# The pec "dance"



## Bazooka Tooth (Nov 2, 2006)

Sooo....The good ol' pec dance, I have never been able to do it (yes I have tried, how cool is that?)

anyways is it something every pro bodybuilder can do?

as in all it takes is some muscular pecs? Or is there some trick to it...









Best discussion on IM.........Ever


----------



## Double D (Nov 2, 2006)

Been able to do it for as long as I remember. But definintly not nearly as cool as watching my wife do it!!!!!!!!


----------



## Spud (Nov 2, 2006)

It just requires good muscle control. I can do it too, but it looks like my pecs are twitching sometimes...
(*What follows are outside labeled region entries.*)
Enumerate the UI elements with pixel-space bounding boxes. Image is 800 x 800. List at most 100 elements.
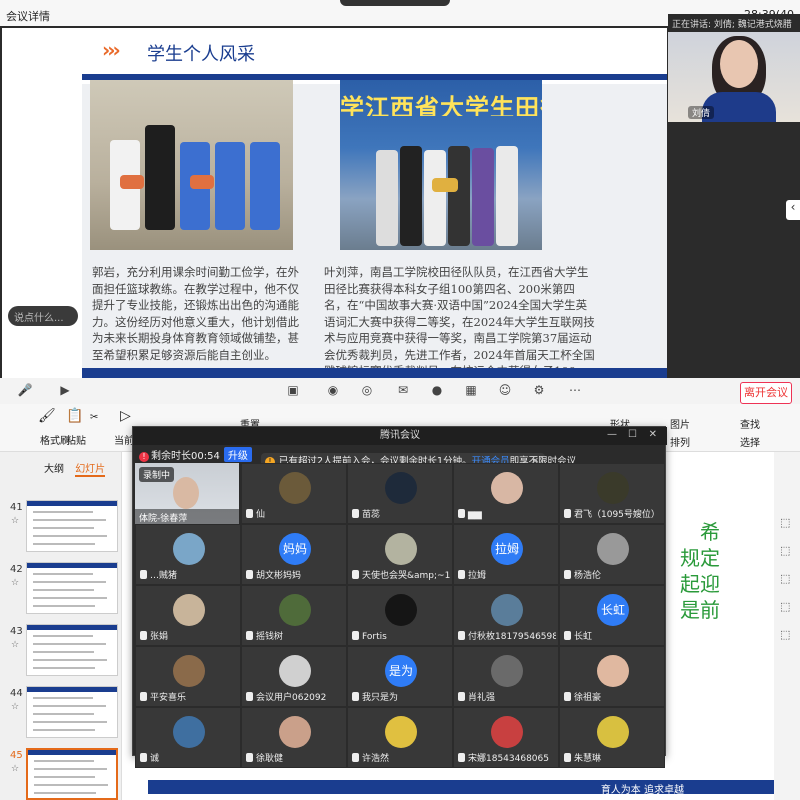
participant-tile[interactable]: Fortis <box>347 585 453 646</box>
slide-green-text: 希 <box>700 520 720 544</box>
right-tool-pane: ⬚ ⬚ ⬚ ⬚ ⬚ <box>774 452 800 800</box>
participant-tile[interactable]: 拉姆 拉姆 <box>453 524 559 585</box>
mic-icon[interactable]: 🎤 <box>16 381 34 399</box>
participant-tile[interactable]: 会议用户062092 <box>241 646 347 707</box>
participant-avatar <box>279 594 311 626</box>
mic-icon <box>564 570 571 579</box>
participant-tile[interactable]: 杨浩伦 <box>559 524 665 585</box>
paste-button[interactable]: 粘贴 <box>66 432 86 447</box>
slide-thumbnail[interactable] <box>26 686 118 738</box>
slide-title: 学生个人风采 <box>147 44 255 65</box>
play-icon[interactable]: ▷ <box>120 408 131 424</box>
participant-name-text: ▆▆ <box>468 510 482 520</box>
tab-slides[interactable]: 幻灯片 <box>75 464 106 477</box>
cut-icon[interactable]: ✂ <box>90 412 98 423</box>
share-screen-icon[interactable]: ▣ <box>284 381 302 399</box>
star-icon[interactable]: ☆ <box>11 578 19 588</box>
tool-icon[interactable]: ⬚ <box>780 516 794 530</box>
chat-icon[interactable]: ✉ <box>394 381 412 399</box>
participant-tile[interactable]: 宋娜18543468065 <box>453 707 559 768</box>
slide-thumbnail[interactable] <box>26 748 118 800</box>
participant-name: 苗蕊 <box>352 507 450 520</box>
mic-icon <box>246 692 253 701</box>
tab-outline[interactable]: 大纲 <box>44 464 64 475</box>
participant-name: Fortis <box>352 630 450 642</box>
video-icon[interactable]: ▶ <box>56 381 74 399</box>
minimize-icon[interactable]: — <box>607 429 617 440</box>
slide-number: 45 <box>10 750 23 761</box>
chevron-icon: ››› <box>102 38 121 62</box>
star-icon[interactable]: ☆ <box>11 702 19 712</box>
participant-tile[interactable]: 长虹 长虹 <box>559 585 665 646</box>
participant-name-text: 仙 <box>256 510 266 520</box>
participant-avatar <box>597 655 629 687</box>
participant-avatar <box>491 716 523 748</box>
upgrade-button[interactable]: 升级 <box>223 447 252 462</box>
tool-icon[interactable]: ⬚ <box>780 628 794 642</box>
participant-tile[interactable]: 肖礼强 <box>453 646 559 707</box>
participant-name-text: 诚 <box>150 754 160 764</box>
participant-tile[interactable]: 君飞（1095号嫂位） <box>559 463 665 524</box>
more-icon[interactable]: ⋯ <box>566 381 584 399</box>
participant-tile[interactable]: 天使也会哭&amp;~1397930… <box>347 524 453 585</box>
participant-avatar: 妈妈 <box>279 533 311 565</box>
self-video-tile[interactable]: 录制中 体院-徐春萍 <box>135 463 239 524</box>
participant-tile[interactable]: 妈妈 胡文彬妈妈 <box>241 524 347 585</box>
settings-icon[interactable]: ⚙ <box>530 381 548 399</box>
presenter-video[interactable]: 刘倩 <box>668 32 800 122</box>
paste-icon[interactable]: 📋 <box>66 408 83 424</box>
meeting-toolbar: 🎤 ▶ ▣ ◉ ◎ ✉ ● ▦ ☺ ⚙ ⋯ <box>0 378 800 406</box>
tool-icon[interactable]: ⬚ <box>780 544 794 558</box>
participant-name: 许浩然 <box>352 751 450 764</box>
leave-meeting-button[interactable]: 离开会议 <box>740 382 792 404</box>
participant-tile[interactable]: 张娟 <box>135 585 241 646</box>
star-icon[interactable]: ☆ <box>11 516 19 526</box>
participant-tile[interactable]: 朱慧琳 <box>559 707 665 768</box>
mic-icon <box>352 753 359 762</box>
find-button[interactable]: 查找 <box>740 416 760 431</box>
participant-name-text: 宋娜18543468065 <box>468 754 549 764</box>
star-icon[interactable]: ☆ <box>11 640 19 650</box>
apps-icon[interactable]: ▦ <box>462 381 480 399</box>
editing-footer-text: 育人为本 追求卓越 <box>600 785 684 796</box>
speaking-indicator: 正在讲话: 刘倩; 魏记港式烧腊 <box>668 14 800 32</box>
participant-tile[interactable]: …贼猪 <box>135 524 241 585</box>
participant-tile[interactable]: ▆▆ <box>453 463 559 524</box>
tool-icon[interactable]: ⬚ <box>780 600 794 614</box>
participant-tile[interactable]: 摇钱树 <box>241 585 347 646</box>
participant-tile[interactable]: 徐祖豪 <box>559 646 665 707</box>
participant-name: ▆▆ <box>458 508 556 520</box>
participant-avatar: 是为 <box>385 655 417 687</box>
record-icon[interactable]: ● <box>428 381 446 399</box>
image-button[interactable]: 图片 <box>670 416 690 431</box>
participant-tile[interactable]: 是为 我只是为 <box>347 646 453 707</box>
participant-tile[interactable]: 付秋枚18179546598 <box>453 585 559 646</box>
slide-thumbnail[interactable] <box>26 500 118 552</box>
chat-input[interactable]: 说点什么... <box>8 306 78 326</box>
participants-icon[interactable]: ◎ <box>358 381 376 399</box>
shared-slide: ››› 学生个人风采 学江西省大学生田径 郭岩，充分利用课余时间勤工俭学，在外面… <box>2 28 667 378</box>
participant-tile[interactable]: 徐耿健 <box>241 707 347 768</box>
participant-avatar <box>279 655 311 687</box>
star-icon[interactable]: ☆ <box>11 764 19 774</box>
slide-thumbnail[interactable] <box>26 624 118 676</box>
chevron-left-icon[interactable]: ‹ <box>786 200 800 220</box>
participant-tile[interactable]: 仙 <box>241 463 347 524</box>
slide-thumbnail[interactable] <box>26 562 118 614</box>
tencent-meeting-window[interactable]: 腾讯会议 — ☐ ✕ ! 剩余时长00:54 升级 ! 已有超过2人提前入会，会议剩… <box>132 426 667 768</box>
meeting-detail-label: 会议详情 <box>6 10 50 23</box>
close-icon[interactable]: ✕ <box>649 429 657 440</box>
mic-icon <box>352 631 359 640</box>
arrange-button[interactable]: 排列 <box>670 434 690 449</box>
participant-tile[interactable]: 许浩然 <box>347 707 453 768</box>
format-painter-icon[interactable]: 🖌 <box>38 408 56 424</box>
slide-green-text: 起迎 <box>680 572 720 596</box>
reaction-icon[interactable]: ☺ <box>496 381 514 399</box>
maximize-icon[interactable]: ☐ <box>628 429 637 440</box>
participant-tile[interactable]: 苗蕊 <box>347 463 453 524</box>
select-button[interactable]: 选择 <box>740 434 760 449</box>
member-icon[interactable]: ◉ <box>324 381 342 399</box>
participant-tile[interactable]: 诚 <box>135 707 241 768</box>
tool-icon[interactable]: ⬚ <box>780 572 794 586</box>
participant-tile[interactable]: 平安喜乐 <box>135 646 241 707</box>
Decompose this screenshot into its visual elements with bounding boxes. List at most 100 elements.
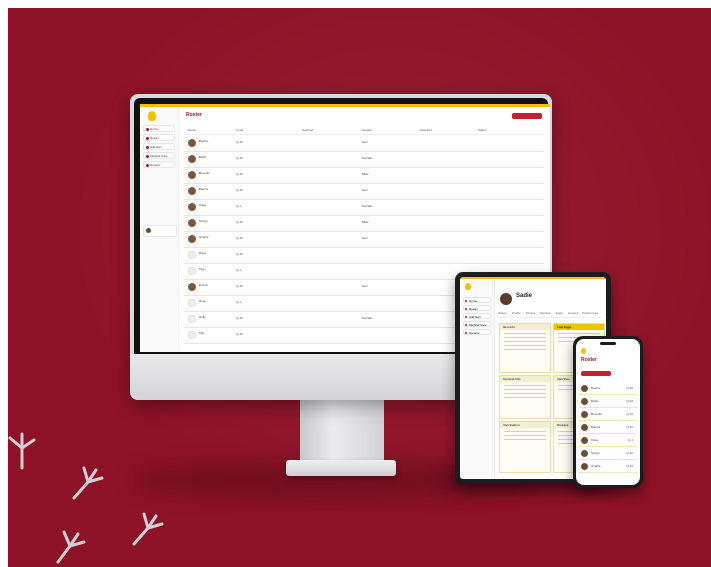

I think if you can move your ears (not with your hands, dumbass), you can make your pecs do the salsa.


----------



## Diablo1990 (Nov 2, 2006)

I can move my ears and pecs = )  people are freaked when I move my ears


----------



## ALBOB (Nov 2, 2006)

Bazooka Tooth said:


> Sooo....The good ol' pec dance, I have never been able to do it (yes I have tried, how cool is that?)
> 
> anyways is it something every pro bodybuilder can do?
> 
> as in all it takes is some muscular pecs? Or is there some trick to it...




Put your hands out in front of you palms facing each other.  Press your palms together and feel your pecs flex.  Keep doing that and concentrating on flexing your pecs.  Eventually, once you get the feeling of it, you'll be able to do it without putting your hands out in front of you.


----------



## min0 lee (Nov 2, 2006)

Diablo1990 said:


> I can move my *ears* and pecs = ) people are freaked when I move my ears


----------



## Mista (Nov 2, 2006)

Spud said:


> *It just requires good muscle control.* I can do it too, but it looks like my pecs are twitching sometimes...
> 
> I think if you can move your ears (not with your hands, dumbass), you can make your pecs do the salsa.



Yep


----------



## maniclion (Nov 3, 2006)

I can make my penis dance wanna see!


----------



## goob (Nov 3, 2006)

maniclion said:


> I can make my penis dance wanna see!



It'll have to wait til I get a new microscope.......


----------



## Little Wing (Nov 3, 2006)

some people can roll their bellies from bottom to top... i try but can only manage a side to side wave thing ..


----------



## MCx2 (Nov 3, 2006)

I can do all of the above. Ears, pecs, and penis.


----------



## Little Wing (Nov 3, 2006)

maniclion said:


> I can make my penis dance wanna see!


----------



## fletcher6490 (Nov 3, 2006)

I asked this same question when I first joined IM.  Man did I catch a lot of shit for it   

http://www.ironmagazineforums.com/showthread.php?t=56102


----------